Effect of Ca2+ and Sr2+ doping on the microstructure and cell performance of samaria-doped ceria electrolytes used in solid oxide fuel cells

• S15C05DC is a better choice than S15S05DC in the electrolyte materials.
• The power density of S15C05DC electrolyte-supported cell is 213 mW cm−2.
• Maximum densification strain rate of S15C05DC is 10.6–11.1 × 10−3 min−1 at 1330 °C.
• Addition of Ca or Sr ion can act as an aid for accelerating CeO2 sintering.
• The diffuse scattering of SAED patterns are more clearly observed in S15C05DC.

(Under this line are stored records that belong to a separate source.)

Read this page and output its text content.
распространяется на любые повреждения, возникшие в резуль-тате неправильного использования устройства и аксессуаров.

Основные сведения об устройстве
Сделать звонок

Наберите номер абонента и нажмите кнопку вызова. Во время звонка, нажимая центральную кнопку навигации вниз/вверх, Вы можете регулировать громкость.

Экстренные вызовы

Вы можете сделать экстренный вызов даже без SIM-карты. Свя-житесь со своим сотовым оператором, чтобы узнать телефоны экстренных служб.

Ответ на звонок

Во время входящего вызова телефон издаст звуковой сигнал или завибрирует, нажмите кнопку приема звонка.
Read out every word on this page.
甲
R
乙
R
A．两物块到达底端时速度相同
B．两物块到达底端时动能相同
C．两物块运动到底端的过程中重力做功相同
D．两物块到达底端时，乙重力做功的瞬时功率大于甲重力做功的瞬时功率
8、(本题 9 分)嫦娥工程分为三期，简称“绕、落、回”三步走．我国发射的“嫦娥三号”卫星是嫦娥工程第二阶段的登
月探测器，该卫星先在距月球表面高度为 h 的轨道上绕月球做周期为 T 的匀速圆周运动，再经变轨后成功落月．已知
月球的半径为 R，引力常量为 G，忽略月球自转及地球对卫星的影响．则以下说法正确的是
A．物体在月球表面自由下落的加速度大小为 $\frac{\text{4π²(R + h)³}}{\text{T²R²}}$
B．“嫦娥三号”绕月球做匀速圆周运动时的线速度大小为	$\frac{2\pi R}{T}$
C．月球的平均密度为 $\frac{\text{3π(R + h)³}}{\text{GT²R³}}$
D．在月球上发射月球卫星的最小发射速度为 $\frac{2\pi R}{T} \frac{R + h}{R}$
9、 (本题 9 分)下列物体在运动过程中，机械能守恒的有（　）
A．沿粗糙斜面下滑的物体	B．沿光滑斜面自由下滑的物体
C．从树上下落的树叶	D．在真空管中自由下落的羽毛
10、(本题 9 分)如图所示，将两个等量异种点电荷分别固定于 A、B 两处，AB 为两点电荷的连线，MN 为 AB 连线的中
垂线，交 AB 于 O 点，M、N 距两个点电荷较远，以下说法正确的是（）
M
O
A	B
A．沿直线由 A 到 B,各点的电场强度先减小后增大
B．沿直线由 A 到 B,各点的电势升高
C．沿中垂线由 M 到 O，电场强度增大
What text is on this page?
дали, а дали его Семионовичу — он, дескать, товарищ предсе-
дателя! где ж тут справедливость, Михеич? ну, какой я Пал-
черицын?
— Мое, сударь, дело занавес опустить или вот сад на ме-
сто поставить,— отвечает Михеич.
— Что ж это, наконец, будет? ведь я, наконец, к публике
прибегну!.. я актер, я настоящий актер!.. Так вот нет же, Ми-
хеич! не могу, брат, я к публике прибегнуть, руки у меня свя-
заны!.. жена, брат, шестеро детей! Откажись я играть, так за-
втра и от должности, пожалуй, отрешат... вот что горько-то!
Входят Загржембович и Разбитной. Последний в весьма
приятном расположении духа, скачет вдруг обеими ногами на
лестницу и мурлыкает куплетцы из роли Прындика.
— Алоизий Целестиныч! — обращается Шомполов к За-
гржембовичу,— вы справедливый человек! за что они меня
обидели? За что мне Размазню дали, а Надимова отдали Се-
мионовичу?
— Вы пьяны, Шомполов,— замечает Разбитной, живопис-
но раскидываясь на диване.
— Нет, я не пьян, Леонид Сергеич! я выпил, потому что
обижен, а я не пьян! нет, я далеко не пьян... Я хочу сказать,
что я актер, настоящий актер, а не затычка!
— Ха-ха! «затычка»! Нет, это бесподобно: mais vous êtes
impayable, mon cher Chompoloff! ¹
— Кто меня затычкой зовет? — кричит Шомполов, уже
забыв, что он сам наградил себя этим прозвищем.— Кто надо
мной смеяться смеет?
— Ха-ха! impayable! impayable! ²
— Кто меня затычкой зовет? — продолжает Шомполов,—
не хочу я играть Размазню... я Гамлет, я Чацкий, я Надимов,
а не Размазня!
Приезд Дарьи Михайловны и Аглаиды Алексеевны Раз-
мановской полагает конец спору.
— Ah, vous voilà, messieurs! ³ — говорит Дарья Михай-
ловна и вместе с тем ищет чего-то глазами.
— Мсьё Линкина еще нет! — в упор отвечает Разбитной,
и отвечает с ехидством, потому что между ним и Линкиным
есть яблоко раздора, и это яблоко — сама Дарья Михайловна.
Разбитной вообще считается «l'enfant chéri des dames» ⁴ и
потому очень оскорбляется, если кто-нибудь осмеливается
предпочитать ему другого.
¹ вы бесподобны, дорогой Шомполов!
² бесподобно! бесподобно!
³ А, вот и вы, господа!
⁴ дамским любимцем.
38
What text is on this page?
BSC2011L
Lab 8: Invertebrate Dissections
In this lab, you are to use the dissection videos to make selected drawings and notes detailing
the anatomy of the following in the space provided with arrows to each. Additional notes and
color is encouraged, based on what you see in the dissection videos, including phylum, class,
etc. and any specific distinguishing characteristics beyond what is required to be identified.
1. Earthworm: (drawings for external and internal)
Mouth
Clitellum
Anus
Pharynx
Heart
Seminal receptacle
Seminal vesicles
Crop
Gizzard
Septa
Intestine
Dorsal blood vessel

Ce0.8Sm0.15Ca0.05O1.875 (S15C05DC) and Ce0.8Sm0.15Sr0.05O1.875 (S15S05DC) electrolytes were synthesized by a solid-state reaction and used to prepare solid oxide fuel cells. The microstructures and electrical properties of the electrolytes were analyzed by XRD, SEM, thermal analyzer, thermomechanical analysis, TEM, electrochemical analysis, and impedance spectroscopy. The maximum densification strain rates of S15C05DC and S15S05DC were 10.6 × 10−3–11.1 × 10−3 min−1 at 1330 °C and 8.3 × 10−3–8.7 × 10−3 min−1 at 1300 °C, respectively. The addition of Ca2+ or Sr2+ could help in accelerating CeO2 sintering. The maximum open-circuit voltages and power densities of La0.6Sr0.4Co0.2Fe0.8O3−δ/S15C05DC/Ce0.8Sm0.2O1.9-Ni (cell I) and La0.6Sr0.4Co0.2Fe0.8O3−δ/S15S05DC/Ce0.8Sm0.2O1.9-Ni (cell II) were 0.72 V and 213 mW cm−2 and 0.71 V and 173 mW cm−2, respectively, at 800 °C. The ohmic resistances of cells I and II are 0.443 and 0.505 Ω cm2, respectively, at 800 °C. The conclusion is that S15C05DC is a better choice than S15S05DC in the electrolyte materials.